After having had her first application for asylum rejected, Nisrin has lodged an appeal – a process which can last several months. Migrant aid groups denounce this long wait, as well as what they call the “French Guiana exception” when it comes to the financial aid offered to asylum-seekers (ADA). The aid is lower here, and the wait for it is longer, than what it is in France, where the waiting time for processing was recently reduced from 21 to seven days after the applicant sends the appropriate paperwork to prove they have filed a request for asylum. “It’s like a laboratory here. They test things here before putting them in place on a national level,” Pauline Mequillet spits, co-founder of Upaya, a citizens collective working for the right of migrants.

‘The day the borders open again, I don’t know how we’re going to manage’

But despite the difficulties migrants face upon their arrival in French Guiana, its popularity as a gateway to Europe remains. At the time of writing, dozens, if not hundreds, of migrants had gathered on the edge of Oiapoque, a Brazilian municipality on the other side of the river, while waiting for the border to the French department – temporary closed due to the COVID-19 pandemic – to open again.

“We’re clearly at the maximum of our capacity,” says Olivier Morel, administrative and financial manager at the Red Cross in French Guiana. He is thinking about the months to come. “The day the borders open again, I don’t know how we’re going to manage.”

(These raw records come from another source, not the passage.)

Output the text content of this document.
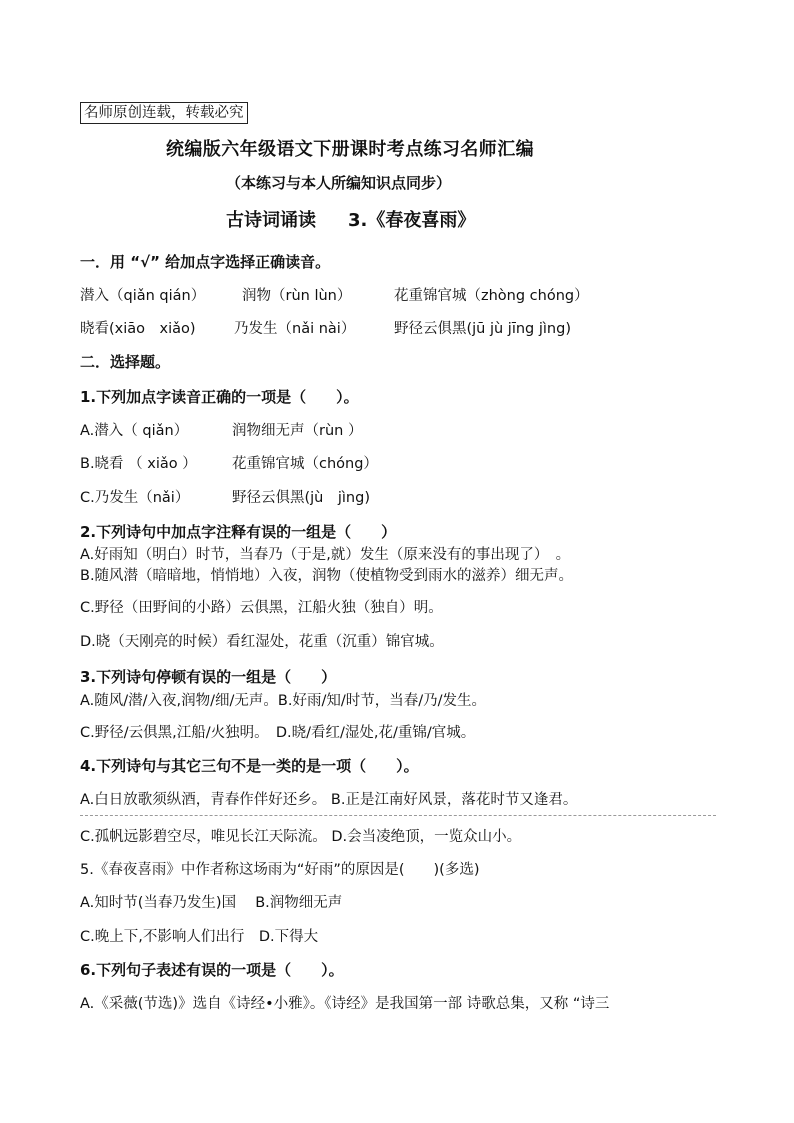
名师原创连载，转载必究
统编版六年级语文下册课时考点练习名师汇编
（本练习与本人所编知识点同步）
古诗词诵读 3.《春夜喜雨》
一．用 “√” 给加点字选择正确读音。
潜入（qiǎn qián）	润物（rùn lùn）	花重锦官城（zhòng chóng）
晓看(xiāo　xiǎo)	乃发生（nǎi nài）	野径云俱黑(jū jù jīng jìng)
二．选择题。
1.下列加点字读音正确的一项是（　　）。
A.潜入（ qiǎn）	润物细无声（rùn ）
B.晓看 （ xiǎo ） 花重锦官城（chóng）
C.乃发生（nǎi）	野径云俱黑(jù　jìng)
2.下列诗句中加点字注释有误的一组是（　　）
A.好雨知（明白）时节，当春乃（于是,就）发生（原来没有的事出现了）　。
B.随风潜（暗暗地，悄悄地）入夜，润物（使植物受到雨水的滋养）细无声。
C.野径（田野间的小路）云俱黑，江船火独（独自）明。
D.晓（天刚亮的时候）看红湿处，花重（沉重）锦官城。
3.下列诗句停顿有误的一组是（　　）
A.随风/潜/入夜,润物/细/无声。B.好雨/知/时节，当春/乃/发生。
C.野径/云俱黑,江船/火独明。　D.晓/看红/湿处,花/重锦/官城。
4.下列诗句与其它三句不是一类的是一项（　　）。
A.白日放歌须纵酒，青春作伴好还乡。 B.正是江南好风景，落花时节又逢君。
C.孤帆远影碧空尽，唯见长江天际流。 D.会当凌绝顶，一览众山小。
5.《春夜喜雨》中作者称这场雨为“好雨”的原因是(　　)(多选)
A.知时节(当春乃发生)国　 B.润物细无声
C.晚上下,不影响人们出行　D.下得大
6.下列句子表述有误的一项是（　　）。
A.《采薇(节选)》选自《诗经•小雅》。《诗经》是我国第一部 诗歌总集，又称 “诗三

Ali sells Syrian bread to buy himself a plane ticket to mainland France. Photo : Dana Alboz/InfoMigrants
Ali sells Syrian bread to buy himself a plane ticket to mainland France. Photo : Dana Alboz/InfoMigrants


Ali hopes he will no longer be around when that happens. But in order to avoid it, he needs to make several hundred euros to buy himself a plane ticket to France where he wants to continue his studies. Having grown up with a baker as a father, he has started a small, under-the-table business. “I sell Syrian bread which I make here,” he says and points to a pile of ashes which is all that remains of one of the campfires by La Fabrique. “For 10 hours of work, I make between €10 and €20.” Ali will likely be stuck in French Guiana for a few more months.

*The first name has been changed to respect the person’s request for anonymity.